There was no determination that the Petitioner was eligible for MA and she was not receiving any longterm care services through MA at the time she divested funds of $73,094.26 to her son on July 24, 2019. Therefore, under Wis. Stats., § 49.453(3)(ag), the divestment penalty period could not begin on July 30, 2019 as asserted by the Petitioner. Rather, in accordance with Wis. Stats., § 49.453(3)(a)2, the agency correctly imposed the divestment penalty period on February 25, 2020 when the Petitioner was determined to be eligible for MA and would otherwise receive services but for the divestment penalty.

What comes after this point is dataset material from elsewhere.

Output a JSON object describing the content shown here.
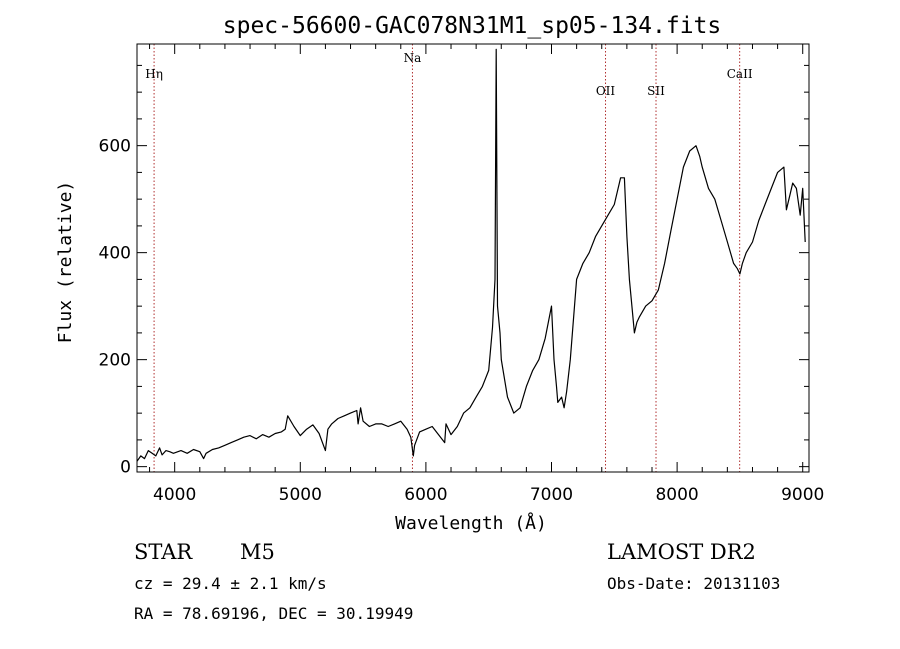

The Petitioner further alleges that her current Family Care enrollment date should be backdated to February 6, 2020 due to agency delay and error related to the July 2019 asset change reports. The Petitioner’s application was filed on February 6, 2020. It was processed by the agency within 30 days in accordance with MA Handbook, § 2.7. I find no delay or error by the agency and conclude the Petitioner was correctly enrolled after the agency processed the application and determined her functional and financial eligibility on February 25, 2020.
Conclusions of Law
- The agency correctly imposed a divestment penalty period of February 25, 2020 – November 4, 2020.
- The agency correctly enrolled the Petitioner in community waivers effective February 25, 2020.
THEREFORE, it is
That the Petitioner’s appeal is dismissed.[Request for a rehearing and appeal to court instructions omitted.]